Tu aqui fizeste-o aparecer de um alçapão. O que não deixa de ser um recurso ostensivamente ligado a uma certa tradição teatral, associado à mais rudimentar e quase amadora maquinaria… Foi, talvez, devido a soluções desta natureza que eu me atrevi a falar de uma certa naïveté, justamente, por explorares recursos de grande simplicidade expressiva, de que são também bom exemplo os pequenos telões com que vais pontuando as cenas, que na sua própria materialidade ostentam um lado muito artesanal.

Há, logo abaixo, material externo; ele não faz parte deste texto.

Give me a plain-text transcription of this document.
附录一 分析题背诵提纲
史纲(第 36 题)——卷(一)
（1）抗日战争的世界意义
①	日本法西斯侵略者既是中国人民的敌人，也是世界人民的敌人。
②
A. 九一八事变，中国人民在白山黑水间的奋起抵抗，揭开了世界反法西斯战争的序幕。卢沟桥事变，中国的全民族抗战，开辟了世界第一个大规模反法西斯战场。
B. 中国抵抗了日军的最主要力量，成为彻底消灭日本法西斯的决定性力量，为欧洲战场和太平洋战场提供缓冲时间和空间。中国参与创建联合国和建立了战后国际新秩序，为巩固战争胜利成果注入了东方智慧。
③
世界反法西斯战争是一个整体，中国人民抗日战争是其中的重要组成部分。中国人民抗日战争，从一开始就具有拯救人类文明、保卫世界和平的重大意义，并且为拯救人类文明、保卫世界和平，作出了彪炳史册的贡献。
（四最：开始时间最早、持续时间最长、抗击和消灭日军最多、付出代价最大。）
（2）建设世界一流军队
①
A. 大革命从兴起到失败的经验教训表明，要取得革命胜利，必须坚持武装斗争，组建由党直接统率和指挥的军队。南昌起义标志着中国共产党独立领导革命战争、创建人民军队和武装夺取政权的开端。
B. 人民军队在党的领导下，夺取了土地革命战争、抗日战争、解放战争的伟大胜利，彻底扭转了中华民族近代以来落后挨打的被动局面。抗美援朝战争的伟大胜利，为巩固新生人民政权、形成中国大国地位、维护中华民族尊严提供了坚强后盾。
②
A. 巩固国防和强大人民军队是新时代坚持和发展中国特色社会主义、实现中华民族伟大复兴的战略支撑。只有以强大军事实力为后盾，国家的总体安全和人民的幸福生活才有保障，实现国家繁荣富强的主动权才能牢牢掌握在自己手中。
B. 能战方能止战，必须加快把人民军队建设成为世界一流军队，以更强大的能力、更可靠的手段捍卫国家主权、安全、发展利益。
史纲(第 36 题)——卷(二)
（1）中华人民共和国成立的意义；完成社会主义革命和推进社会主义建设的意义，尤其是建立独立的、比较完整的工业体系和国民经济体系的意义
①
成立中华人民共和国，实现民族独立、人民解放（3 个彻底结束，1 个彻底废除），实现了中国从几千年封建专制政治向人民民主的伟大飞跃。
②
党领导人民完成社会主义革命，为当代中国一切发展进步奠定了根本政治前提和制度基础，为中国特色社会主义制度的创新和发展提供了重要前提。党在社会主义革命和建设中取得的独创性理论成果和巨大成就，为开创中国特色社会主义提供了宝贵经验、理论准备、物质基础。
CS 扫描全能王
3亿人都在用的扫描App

Pareceu-me que esses telões se adaptariam bem a este tipo de encenação; são fundos pintados que nos oferecem a terceira dimensão da cena, particularmente nas cenas passadas na natureza, ao ar livre, permitindo-nos lançar o olhar para mais longe, projetando-o na distância. Uma pesquisa que realizei, depois de anotar todas as indicações de cena e de estudar alguns teatros análogos que teriam existido na mesma altura, levou-me a refletir sobre alguns dos mecanismos que teriam sido utilizados para a representação das peças do António José da Silva: como a manipulação das marionetas seria seguramente feita por cima, o sistema de mudança de telões não poderia ser feito verticalmente, subindo e descendo, porque isso colidiria com as mãos das pessoas, e nalguns momentos apercebi-me que ele fala em “corrediças”, acrescentando mesmo uma indicação como “corre o cenário na corrediça do meio”, o que sugere a existência de uma “corrediça” à frente e de outra atrás, criando vários planos. Tudo isto faz pensar que, no seu teatro, as mudanças de cena seriam muito rápidas, realizadas pelos contrarregras empurrando telões lateralmente. Embora não tenha chegado a mais pormenores, foi nisso que me inspirei para criar um conjunto de telões com umas rodinhas, só que desta vez em lugar de ser às escondidas, com o apoio dos chamados “tramoistas”, os telões são colocados em cena à vista do espetador.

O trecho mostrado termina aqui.